Zu einer ähnlichen Einschätzung kommt auch Thomas Jäger. „Putin macht das, was er von Beginn des Krieges an tat, er schürt Angst“, sagte der Politikwissenschaftler von der Universität Köln gegenüber „n-tv“. Mit Blick auf Putins Begründungen für die weitere Eskalation erklärte Jäger, der russische Präsident baue ein „Lügengebilde“ auf. Putin sei innenpolitisch in einer schwierigen Lage. „Die ganzen Monate über wurde gesagt, das geht alles nach Plan. Und erst als nicht mehr zu verhehlen war, dass nichts nach Plan lief, kommt es jetzt zu dieser Eskalation.“
Reaktionen auf Putin: „Nicht abschrecken lassen, weiter machen“
Dass Putin sich für eine Teil- und nicht für eine Generalmobilmachung entschied und das mit der Behauptung, der Westen wolle Russland „schwächen, auseinanderdividieren und zerstören“ begründete, ließ unterdessen auch Strategieforscher Philipps O’Brien von der schottischen Universität St. Andrews vermuten, dass der russische Staatschef „Angst vor der Reaktion der russischen Öffentlichkeit“ habe. Schließlich wäre die Entscheidung, sich zu verteidigen, in einer „freien Gesellschaft“ einfach, wenn sie den von Putin an die Wand gemalten Bedrohungen ausgesetzt wäre.
„Der Krieg wird jetzt auf russischer Seite zunehmend von Leuten geführt, die nicht dort sein wollen“
Den Blick auf die konkreten Folgen von Putins Entscheidung richteten derweil die Kriegsforscher Lawrence Freedman und Rob Lee. „Ich vermute, dass die angekündigte Mobilisierung die Probleme der russischen Streitkräfte an der Front eher verschlimmern als lösen wird“, schrieb Freedman in einer ersten Einordnung der Vorgänge. Es gehe dem Kreml mit seinem Schritt nach wie vor um „Abschreckung“.

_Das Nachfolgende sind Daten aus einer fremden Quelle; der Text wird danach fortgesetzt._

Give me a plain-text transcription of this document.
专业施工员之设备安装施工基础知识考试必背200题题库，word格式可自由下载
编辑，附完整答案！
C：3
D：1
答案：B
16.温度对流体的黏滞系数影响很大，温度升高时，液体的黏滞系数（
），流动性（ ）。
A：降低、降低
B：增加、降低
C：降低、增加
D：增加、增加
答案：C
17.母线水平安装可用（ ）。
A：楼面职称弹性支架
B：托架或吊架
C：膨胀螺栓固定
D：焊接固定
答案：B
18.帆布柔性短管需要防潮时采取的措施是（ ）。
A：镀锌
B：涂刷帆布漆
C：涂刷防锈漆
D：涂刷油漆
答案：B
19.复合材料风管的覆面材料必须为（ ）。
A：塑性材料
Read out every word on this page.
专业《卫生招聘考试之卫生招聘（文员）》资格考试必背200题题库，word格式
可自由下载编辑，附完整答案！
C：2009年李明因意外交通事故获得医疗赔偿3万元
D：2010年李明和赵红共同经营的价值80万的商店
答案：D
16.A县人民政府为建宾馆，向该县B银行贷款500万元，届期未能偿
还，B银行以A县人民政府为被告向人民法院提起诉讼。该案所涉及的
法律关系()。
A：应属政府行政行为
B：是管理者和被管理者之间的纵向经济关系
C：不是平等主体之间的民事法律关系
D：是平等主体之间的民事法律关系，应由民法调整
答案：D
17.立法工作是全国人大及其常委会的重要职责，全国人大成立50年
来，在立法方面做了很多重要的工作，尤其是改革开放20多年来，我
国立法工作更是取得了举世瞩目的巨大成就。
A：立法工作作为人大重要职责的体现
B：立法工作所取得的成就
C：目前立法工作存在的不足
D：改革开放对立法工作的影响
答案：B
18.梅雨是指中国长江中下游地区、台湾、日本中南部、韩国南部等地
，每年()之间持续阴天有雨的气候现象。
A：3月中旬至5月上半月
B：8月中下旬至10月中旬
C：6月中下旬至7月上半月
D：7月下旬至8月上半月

„Kurzfristig könnten diese Schritte ausreichen, um einen Zusammenbruch der russischen Streitkräfte zu verhindern“, erklärte unterdessen Lee. „Andernfalls hätte Russlands Personalmangel in diesem Winter katastrophale Ausmaße annehmen können.“ In seinen Augen sei die Folge von Putins Entscheidung, dass der „Unterschied in Moral, Zusammenhalt und anderen kritischen Faktoren“ zwischen ukrainischen und russischen Kräften noch mehr zugunsten der Ukrainer verstärkt werde.
„Der Krieg wird jetzt auf russischer Seite zunehmend von Leuten geführt, die nicht dort sein wollen.“ Auch Lee sieht in Moskaus Eskalationsstrategie derweil das „Eingeständnis, dass Russlands Krieg gescheitert ist und eine Veränderung herbeigeführt werden musste.“
Auch Olaf Scholz sieht Grund für Eskalation in militärischem Scheitern Russlands
„Jetzt wird die Abstimmung in den Nato-Staaten eng geführt werden müssen, wie man darauf reagiert“, erklärte unterdessen Jäger mit Blick auf die möglichen Folgen der russischen Entscheidung. In ersten Stellungnahmen haben Bundeskanzler Olaf Scholz (SPD) und weitere westliche Staatenlenker Putins Schritt zunächst einhellig verurteilt.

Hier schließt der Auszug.